Proxy spot-oa main script executes the following steps:
1. Creates the right folder structure to store the data and the ipython notebooks. This is: data: data/proxy/<date>/ ipython Notebooks: ipynb/proxy/<date>/ 2. Creates a copy of the notebooks templates into the ipython Notebooks path and renames them removing the "_master" part from the name. 3. Gets the proxy_results.csv from the HDFS location according to the selected date, and copies it back to the corresponding data path. 4. Reads a given number of rows from the results file. 5. Checks reputation for the full uri of each connection. 6. Adds a new column for the severity of each connection. 7. Translates the 'response code' to human readable text according to the IANA specification. The translated values are stored in the respcode_name column. 8. Add Network Context. 9. Creates a hash for every full_uri + clientip pair to use as filename. 10. Saves the data in the _proxy_\scores_ table. 12. Collects information about additional connections to display the details table in the UI.
Dependencies
Python 2.7 should be installed in the node running Proxy OA.

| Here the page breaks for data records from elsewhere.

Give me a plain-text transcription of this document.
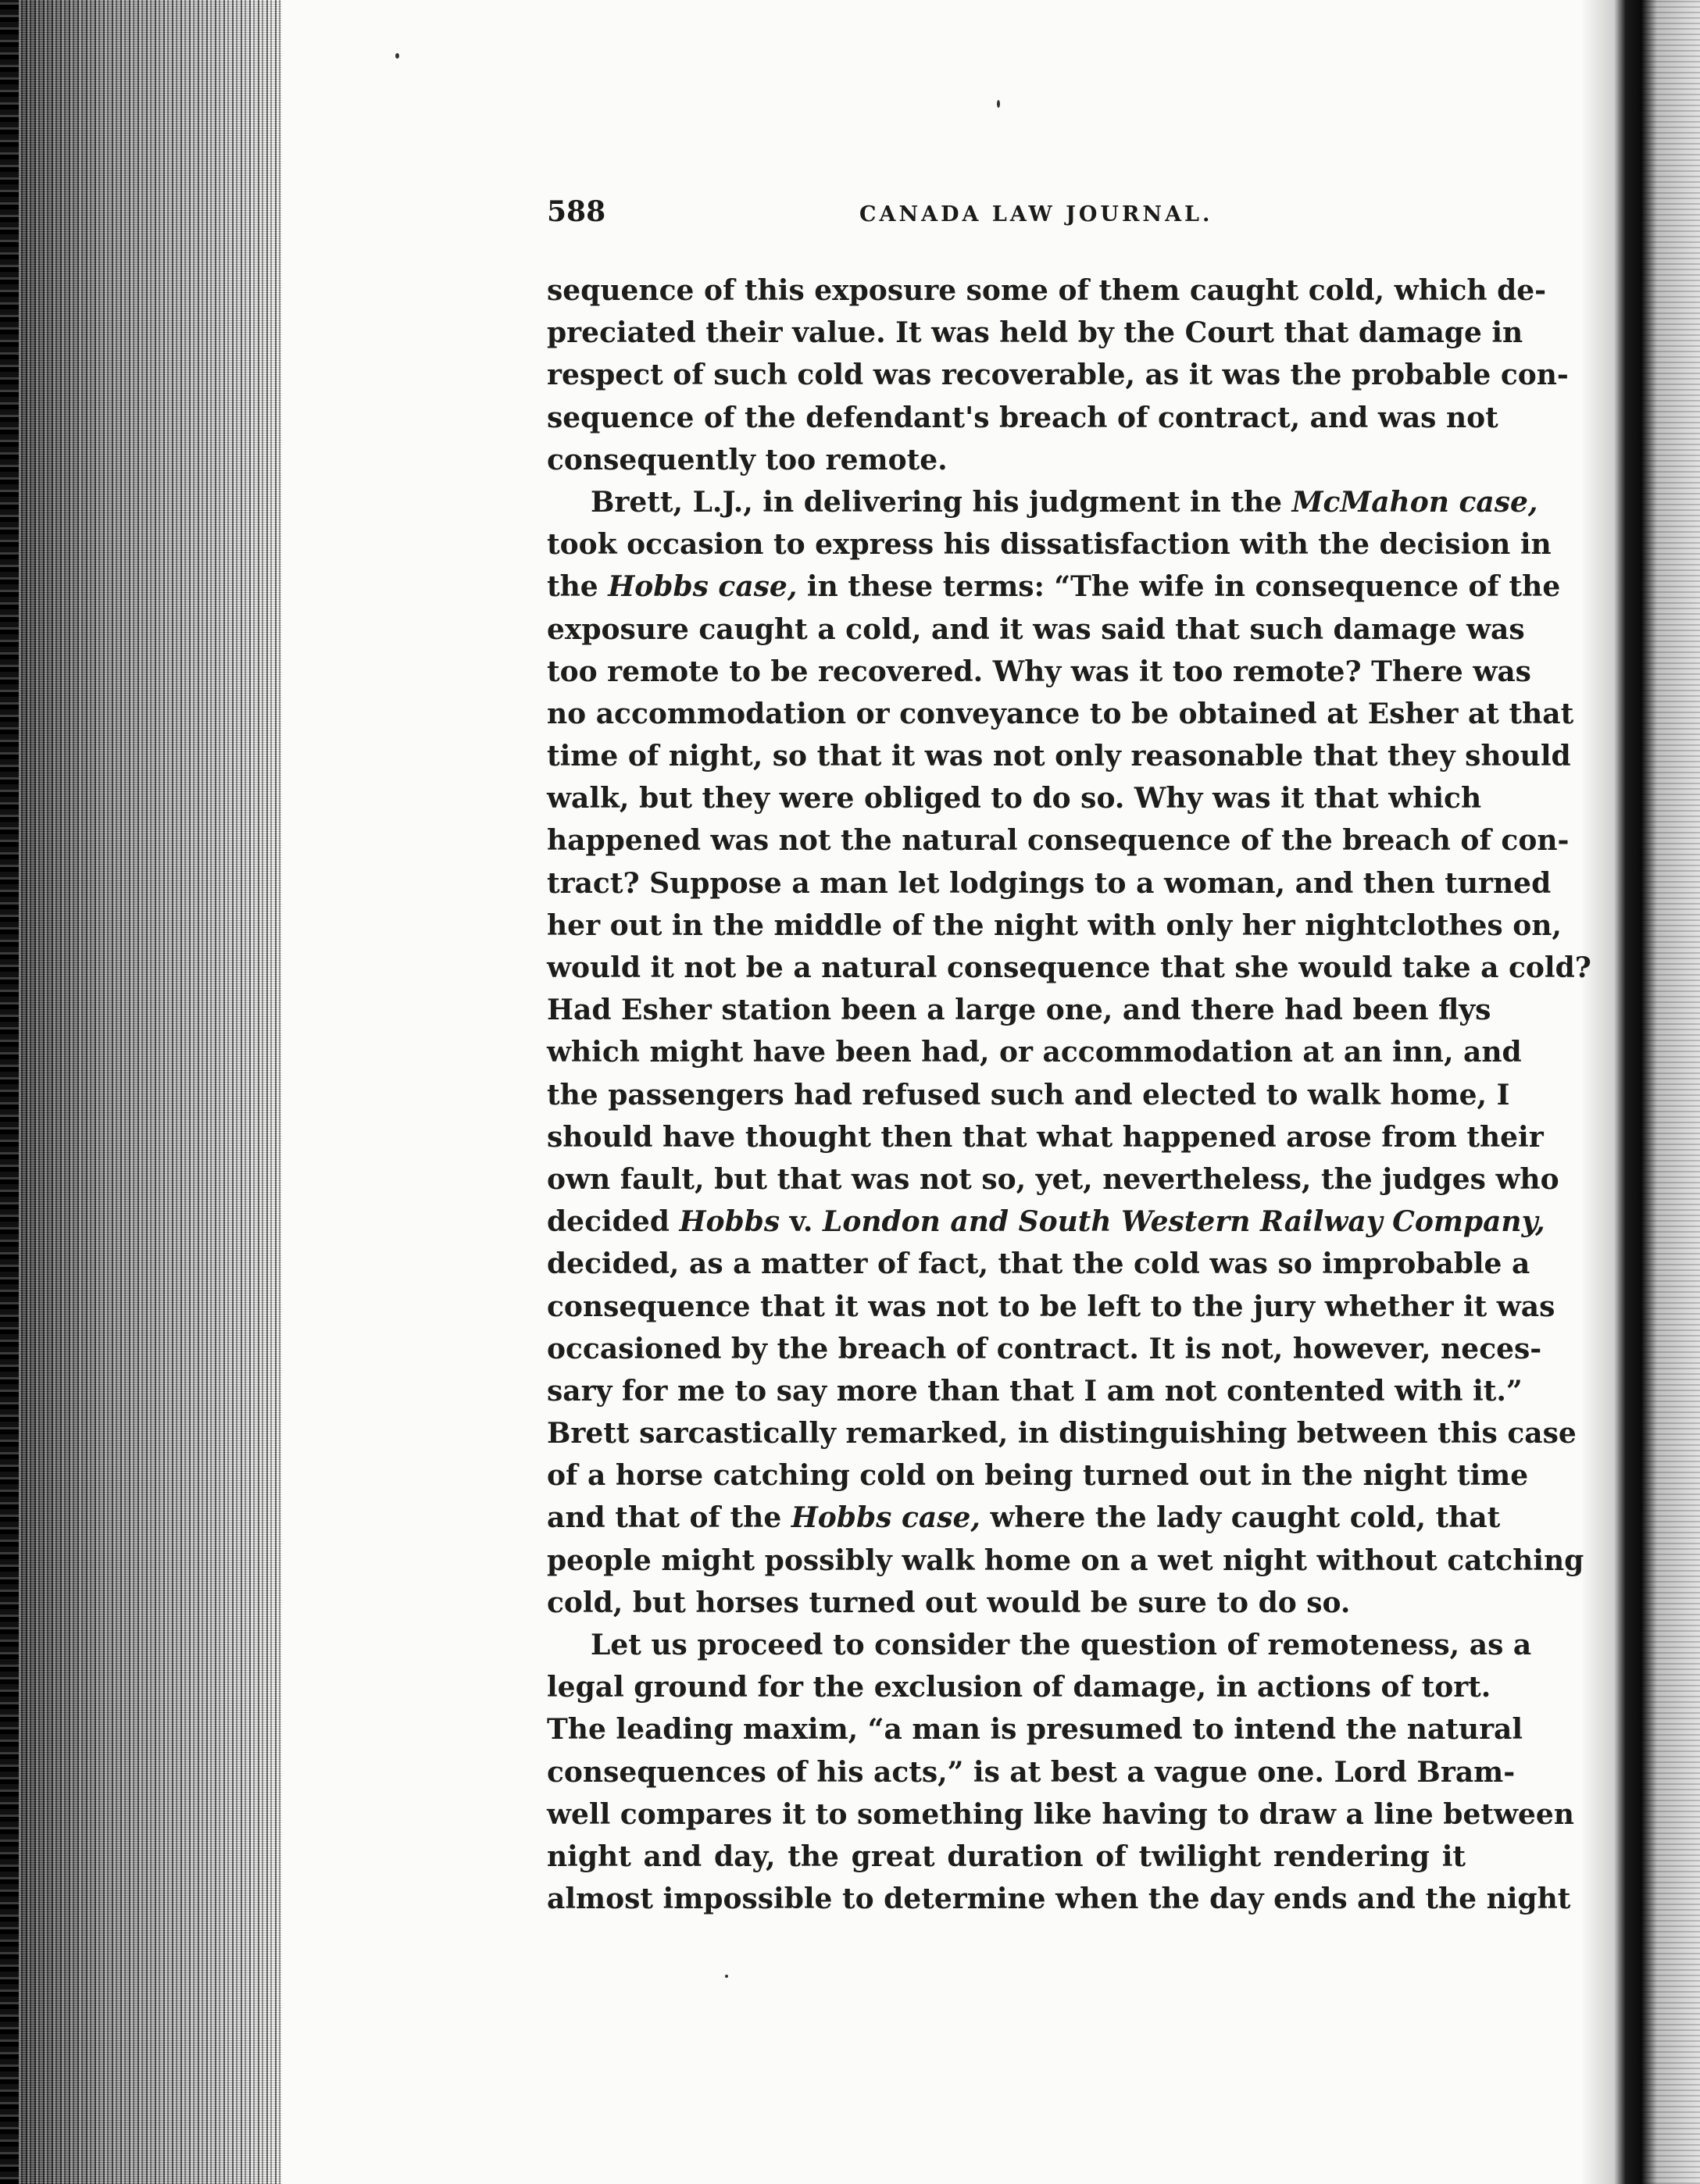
588	CANADA LAW JOURNAL.
sequence of this exposure some of them caught cold, which de-
preciated their value. It was held by the Court that damage in
respect of such cold was recoverable, as it was the probable con-
sequence of the defendant's breach of contract, and was not
consequently too remote.
Brett, L.J., in delivering his judgment in the McMahon case,
took occasion to express his dissatisfaction with the decision in
the Hobbs case, in these terms: “The wife in consequence of the
exposure caught a cold, and it was said that such damage was
too remote to be recovered. Why was it too remote? There was
no accommodation or conveyance to be obtained at Esher at that
time of night, so that it was not only reasonable that they should
walk, but they were obliged to do so. Why was it that which
happened was not the natural consequence of the breach of con-
tract? Suppose a man let lodgings to a woman, and then turned
her out in the middle of the night with only her nightclothes on,
would it not be a natural consequence that she would take a cold?
Had Esher station been a large one, and there had been flys
which might have been had, or accommodation at an inn, and
the passengers had refused such and elected to walk home, I
should have thought then that what happened arose from their
own fault, but that was not so, yet, nevertheless, the judges who
decided Hobbs v. London and South Western Railway Company,
decided, as a matter of fact, that the cold was so improbable a
consequence that it was not to be left to the jury whether it was
occasioned by the breach of contract. It is not, however, neces-
sary for me to say more than that I am not contented with it.”
Brett sarcastically remarked, in distinguishing between this case
of a horse catching cold on being turned out in the night time
and that of the Hobbs case, where the lady caught cold, that
people might possibly walk home on a wet night without catching
cold, but horses turned out would be sure to do so.
Let us proceed to consider the question of remoteness, as a
legal ground for the exclusion of damage, in actions of tort.
The leading maxim, “a man is presumed to intend the natural
consequences of his acts,” is at best a vague one. Lord Bram-
well compares it to something like having to draw a line between
night and day, the great duration of twilight rendering it
almost impossible to determine when the day ends and the night
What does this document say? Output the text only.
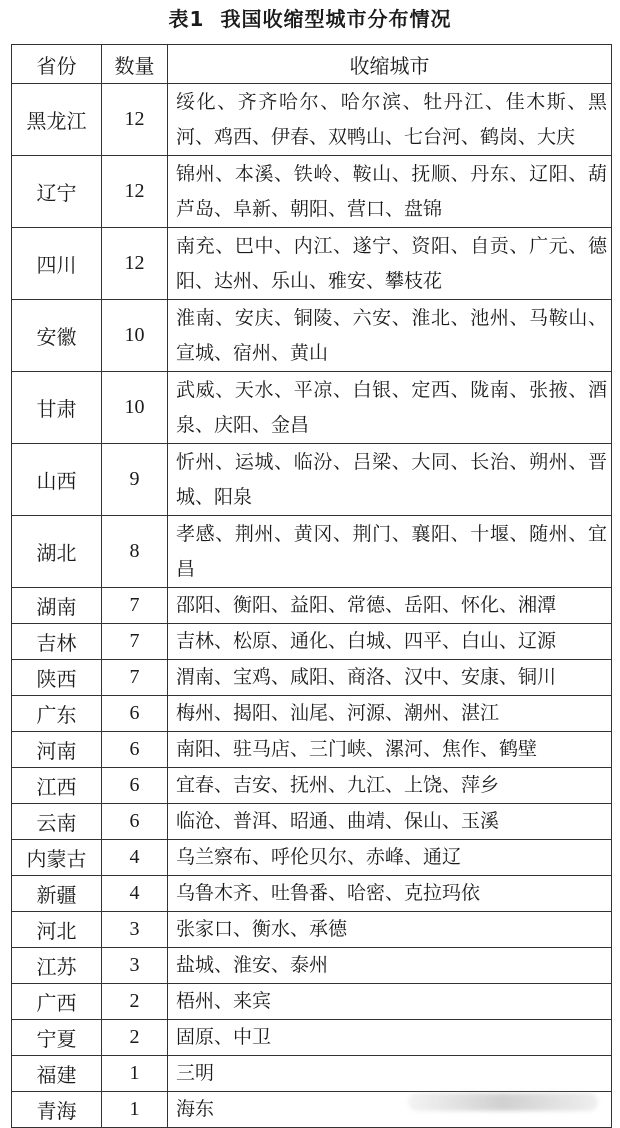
表1 我国收缩型城市分布情况
省份	数量	收缩城市
黑龙江	12	绥化、齐齐哈尔、哈尔滨、牡丹江、佳木斯、黑河、鸡西、伊春、双鸭山、七台河、鹤岗、大庆
辽宁	12	锦州、本溪、铁岭、鞍山、抚顺、丹东、辽阳、葫芦岛、阜新、朝阳、营口、盘锦
四川	12	南充、巴中、内江、遂宁、资阳、自贡、广元、德阳、达州、乐山、雅安、攀枝花
安徽	10	淮南、安庆、铜陵、六安、淮北、池州、马鞍山、宣城、宿州、黄山
甘肃	10	武威、天水、平凉、白银、定西、陇南、张掖、酒泉、庆阳、金昌
山西	9	忻州、运城、临汾、吕梁、大同、长治、朔州、晋城、阳泉
湖北	8	孝感、荆州、黄冈、荆门、襄阳、十堰、随州、宜昌
湖南	7	邵阳、衡阳、益阳、常德、岳阳、怀化、湘潭
吉林	7	吉林、松原、通化、白城、四平、白山、辽源
陕西	7	渭南、宝鸡、咸阳、商洛、汉中、安康、铜川
广东	6	梅州、揭阳、汕尾、河源、潮州、湛江
河南	6	南阳、驻马店、三门峡、漯河、焦作、鹤壁
江西	6	宜春、吉安、抚州、九江、上饶、萍乡
云南	6	临沧、普洱、昭通、曲靖、保山、玉溪
内蒙古	4	乌兰察布、呼伦贝尔、赤峰、通辽
新疆	4	乌鲁木齐、吐鲁番、哈密、克拉玛依
河北	3	张家口、衡水、承德
江苏	3	盐城、淮安、泰州
广西	2	梧州、来宾
宁夏	2	固原、中卫
福建	1	三明
青海	1	海东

The following modules are already included but some of them require configuration. Please refer to the components documentation for more information.
proxy_conf.json
Prerequisites
Before running Proxy OA, users need to configure components for the first time. It is important to mention that configuring these components make them work for other data sources as Flow and DNS.
Output
Main results file for Proxy OA. The data stored in this table is limited by the number of rows the user selected when running oa/start_oa.py.
0.tdate string 1.time string 2.clientip string 3.host string 4.reqmethod string 5.useragent string 6.resconttype string 7.duration int 8.username string 9.webcat string 10.referer string 11.respcode string 12.uriport string 13.uripath string 14.uriquery string 15.serverip string 16.scbytes int 17.csbytes int 18.fulluri string 19.word string 20.ml_score Float 21.uri_rep string 22.respcode_name string 23.network_context string
A query will be executed for each fulluri + clientip connection for each hour of the day.
0.tdate STRING 1.time STRING 2.clientIp STRING 3.host string 4.webcat string 5.respcode string 6.reqmethod string 7.useragent string 8.resconttype string 9.referer string 10.uriport string 11.serverip string 12.scbytes int 13.csbytes int 14.fulluri string 15.hh int 16.respcode_name string
This table is populated with the number of connections ingested by minute during that day.
Table schema: 0. tdate: string 1. total: bigint
This file is part of the initial configuration for the proxy pipeline It will contain mapped all the columns included in the proxy_results.csv and proxy tables.
This file contains three main arrays:
- proxy_results_fields: Reference of the column name and indexes in the proxy_results.csv file. - proxy_score_fields: Reference of the column name and indexes in the proxy_scores.tsv file. - add_reputation: According to the proxy_scores.tsv file, this is the column index of the value which will be evaluated using the reputation services.
After OA process completes, a copy of each iPython notebook is going to be copied to the ipynb/<pipeline>/<date> path. With these iPython notebooks user will be able to perform further analysis and score connections. User can also experiment adding or modifying the code. If a new functionality is required for the ipython notebook, the templates need to be modified to include the functionality for new executions. For further reference on how to work with these notebooks, you can read:
Threat_Investigation.ipynb
To reset all scored connections for a day, a specific cell with a preloaded function is included in the Advanced Mode Notebook. The cell is commented to avoid accidental executions, but is properly labeled.